Pour ma part, je ne trouve rien de plus fascinant qu'une cicatrice qui fend la joue d'un homme ou qu'une petite ligne impétueuse qui coupe un sourcil. Quand nous étions petits, le plus séduisant et le plus populaire de la bande avait toujours des croûtes sur les genoux, le nez cassé ou une dent fendue. Quand, arrivée à l'âge adulte, on me proposa de faire disparaître au laser une vieille cicatrice, je m'enfuie en maudissant ce docteur qui osait vouloir éliminer cette médaille de guerre!
Il est clair qu’aujourd’hui les choses ont changé mais si d’un côté existe une tendance à corriger les « défauts », de l’autre on a vu se développer des « sous-cultures » comme le tatouage, la scarification ou les modifications corporelles. Mais, au-delà de ces modes circonstancielles et parfois ridicules, il existe des hommes qui se défient à la Mensur, discipline d’escrime à armes réelles, protégeant seulement les points vitaux et arborant fièrement des cicatrices qui leurs permettront dans le futur d’être reconnus par leurs pairs.
L’akademisches Fechten ou Mensur est un combat à l’épée traditionnellement pratiqué par certaines corporations étudiantes (Studentenverbindungen), en Allemagne, Autriche, Suisse et dans une moindre mesure en Estonie, Lituanie, Pologne et dans les Flandres.
La Mensur moderne n’est pas un duel, ni un sport mais une méthode traditionnelle d’entraînement physique et surtout moral visant à forger le caractère et la personnalité. C’est pourquoi personne ne gagne ou ne perd un combat de Mensur.
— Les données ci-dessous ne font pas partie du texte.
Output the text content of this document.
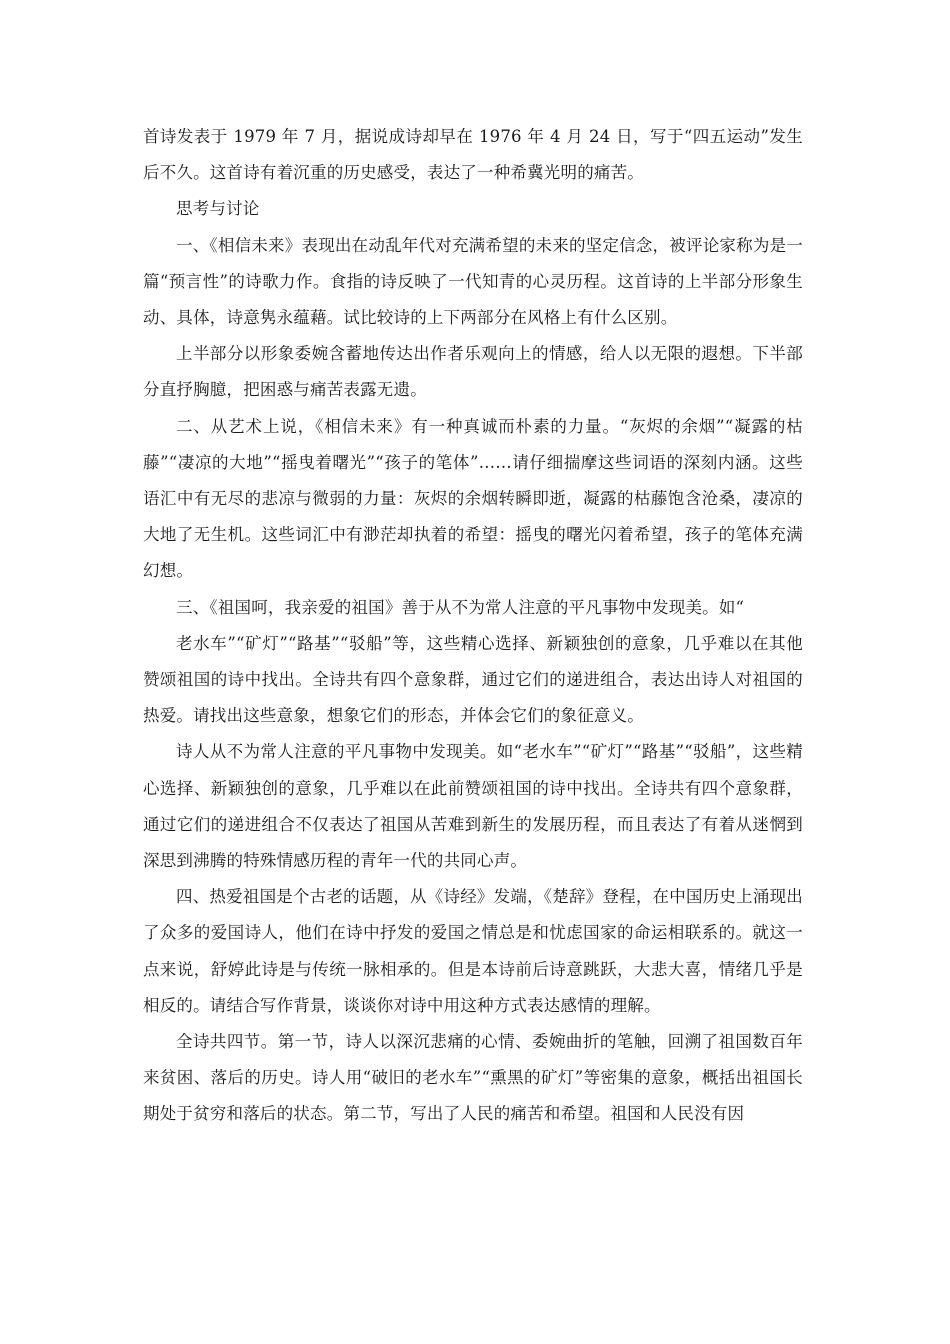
首诗发表于 1979 年 7 月，据说成诗却早在 1976 年 4 月 24 日，写于“四五运动”发生后不久。这首诗有着沉重的历史感受，表达了一种希冀光明的痛苦。

思考与讨论

一、《相信未来》表现出在动乱年代对充满希望的未来的坚定信念，被评论家称为是一篇“预言性”的诗歌力作。食指的诗反映了一代知青的心灵历程。这首诗的上半部分形象生动、具体，诗意隽永蕴藉。试比较诗的上下两部分在风格上有什么区别。

上半部分以形象委婉含蓄地传达出作者乐观向上的情感，给人以无限的遐想。下半部分直抒胸臆，把困惑与痛苦表露无遗。

二、从艺术上说，《相信未来》有一种真诚而朴素的力量。“灰烬的余烟”“凝露的枯藤”“凄凉的大地”“摇曳着曙光”“孩子的笔体”……请仔细揣摩这些词语的深刻内涵。这些语汇中有无尽的悲凉与微弱的力量：灰烬的余烟转瞬即逝，凝露的枯藤饱含沧桑，凄凉的大地了无生机。这些词汇中有渺茫却执着的希望：摇曳的曙光闪着希望，孩子的笔体充满幻想。

三、《祖国呵，我亲爱的祖国》善于从不为常人注意的平凡事物中发现美。如“

老水车”“矿灯”“路基”“驳船”等，这些精心选择、新颖独创的意象，几乎难以在其他赞颂祖国的诗中找出。全诗共有四个意象群，通过它们的递进组合，表达出诗人对祖国的热爱。请找出这些意象，想象它们的形态，并体会它们的象征意义。

诗人从不为常人注意的平凡事物中发现美。如“老水车”“矿灯”“路基”“驳船”，这些精心选择、新颖独创的意象，几乎难以在此前赞颂祖国的诗中找出。全诗共有四个意象群，通过它们的递进组合不仅表达了祖国从苦难到新生的发展历程，而且表达了有着从迷惘到深思到沸腾的特殊情感历程的青年一代的共同心声。

四、热爱祖国是个古老的话题，从《诗经》发端，《楚辞》登程，在中国历史上涌现出了众多的爱国诗人，他们在诗中抒发的爱国之情总是和忧虑国家的命运相联系的。就这一点来说，舒婷此诗是与传统一脉相承的。但是本诗前后诗意跳跃，大悲大喜，情绪几乎是相反的。请结合写作背景，谈谈你对诗中用这种方式表达感情的理解。

全诗共四节。第一节，诗人以深沉悲痛的心情、委婉曲折的笔触，回溯了祖国数百年来贫困、落后的历史。诗人用“破旧的老水车”“熏黑的矿灯”等密集的意象，概括出祖国长期处于贫穷和落后的状态。第二节，写出了人民的痛苦和希望。祖国和人民没有因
A la différence des sports de combat, les participants maintiennent leur position à une distance fixe. A l’origine de la Mensur, les participants étaient vêtus normalement ou éventuellement protégés au cou, au bras et à l’abdomen. Actuellement, les duellistes portent une cotte de maille, leur bras et leur main tenant l’épée sont protégés ainsi que le cou. Ils portent aussi des lunettes métalliques ressemblant à celles des soudeurs, protégeant les yeux et le nez. La rencontre se tient à distance d’un bras. Le corps demeure statique et les combattants cherchent à frapper le visage et la tête de l’adversaire. Il n’est pas permis d’esquiver les coups en bougeant, mais seulement en les parant avec son épée. Le but de la Mensur n’est donc pas d’éviter les blessures mais bien de les supporter stoïquement. Deux médecins sont présents lors des rencontres, un pour chaque combattant, afin de les soigner et éventuellement d’interrompre le combat si nécessaire.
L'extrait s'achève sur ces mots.